Men moet onderscheid maken tussen ergernis geven en ergernis nemen. Men geeft ergernis wanneer in de eigen handeling of haar omstandigheden een aanleiding tot zonde gelegen is. Dit is niet alleen het geval wanneer de daad werkelijk zondig is, doch ook wanneer zij de schijn van zonde draagt. Wanneer men een dergelijke daad stelt met de bedoeling ergernis te geven, spreekt men van rechtstreeks gewilde ergernis. Dit is altijd een zonde tegen de liefde en tegen de deugd waartegen men de ander wil laten zondigen.

Maar deze zonde moet nog onderscheiden worden van de verleiding in de volle zin van het woord. Hieraan maakt men zich schuldig wanneer men niet alleen aanleiding tot zonde is, doch ook oorzaak door tot zonde aan te sporen of slechte raad te geven. Daarom deelt wel de verleider doch niet de ergernisgever in de restitutieplicht, wanneer de ander tot een zonde tegen de rechtvaardigheid wordt gebracht.

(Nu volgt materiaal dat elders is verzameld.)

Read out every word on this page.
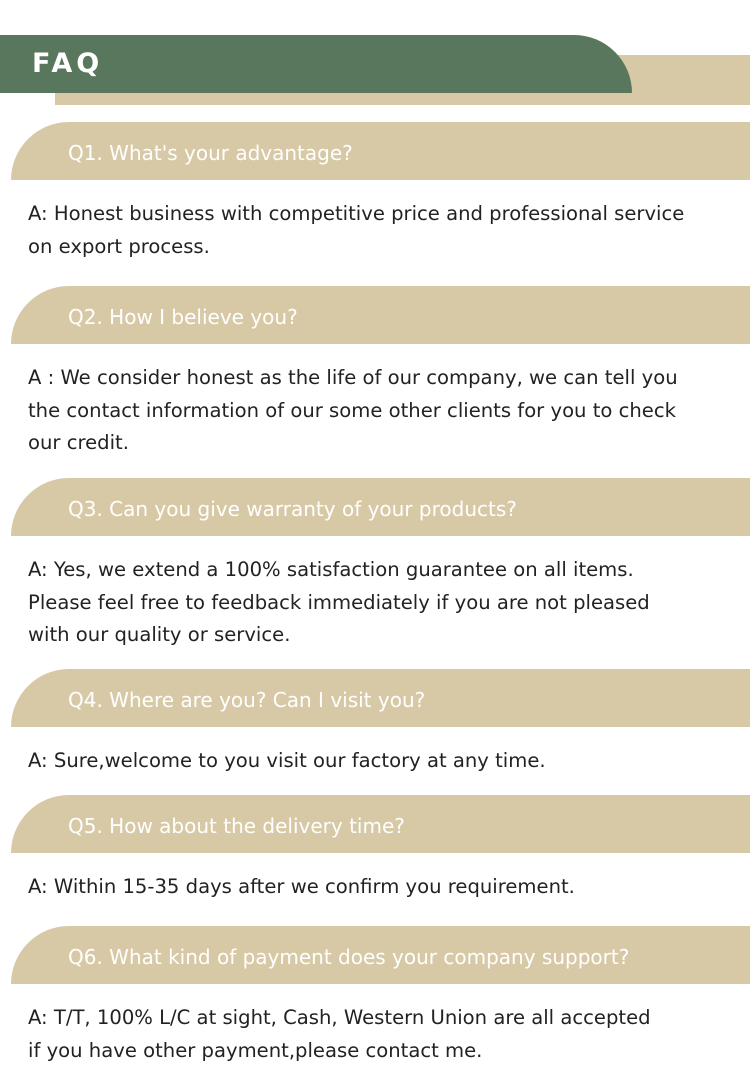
FAQ
Q1. What's your advantage?

A: Honest business with competitive price and professional service
on export process.

Q2. How I believe you?

A : We consider honest as the life of our company, we can tell you
the contact information of our some other clients for you to check
our credit.

Q3. Can you give warranty of your products?

A: Yes, we extend a 100% satisfaction guarantee on all items.
Please feel free to feedback immediately if you are not pleased
with our quality or service.

Q4. Where are you? Can I visit you?

A: Sure,welcome to you visit our factory at any time.

Q5. How about the delivery time?

A: Within 15-35 days after we confirm you requirement.

Q6. What kind of payment does your company support?

A: T/T, 100% L/C at sight, Cash, Western Union are all accepted
if you have other payment,please contact me.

De ergernis is onrechtstreeks gewild, wanneer men zich wel bewust is dat zijn daad aanleiding tot zonde is, doch deze niet bedoelt. In dit geval is het mogelijk dat men de daad niet behoeft na te laten, wanneer zij alleen de schijn van zonde draagt. Maar de daad is dan alleen geoorloofd wanneer een voldoende belangrijk goed er door behartigd moet worden en men is daarbij dan nog verplicht alle redelijke moeite te doen om de schijn van zonde weg te nemen (bijv. door uitleg).

De schuld van de ergernis is groter naarmate de aanleiding sterker is, meer personen betreft of tot groter zonde voert. Vooral is hier van belang, wie het doet (priester, overheid, ouders). Ook is de zonde erger naarmate men meer verantwoordelijkheid bezit ten opzichte van de personen voor wie men aanleiding tot zonde is. Christus' strenge veroordeling van de ergernis (Matth. 18 : 6-7) moet verstaan worden als veroordeling van de ergernisgevers en niet van het geval waarin alleen ergernis genomen wordt.

Men spreekt van louter ergernis nemen, wanneer de daad die aanleiding tot zonde is, zelfs niet in schijn verkeerd is, doch alleen tot zonde brengt vanwege de onwetendheid of zwakheid van de ander (de ergernis der kleinen) of vanwege zijn slechte gesteltenissen (farizeïsche ergernis). Ook deze ergernis moet voor zover doenbaar uit naastenliefde vermeden worden (1 Kor. 7 : 7-13), maar men behoeft er geen rekening mee te houden wanneer dit een naar verhouding ernstig nadeel zou betekenen.

Dit laatste doet zich hier eerder voor dan bij de gegeven ergernis. In de Kerk van Christus op aarde treft men naast zaken waardoor werkelijk ergernis gegeven wordt (zonden en gebreken van de Christenen) ook vele elementen aan, waaraan slechts ergernis genomen wordt vanwege de onwetendheid of slechte gesteltenissen van hen die buiten de Kerk staan. A. v. R.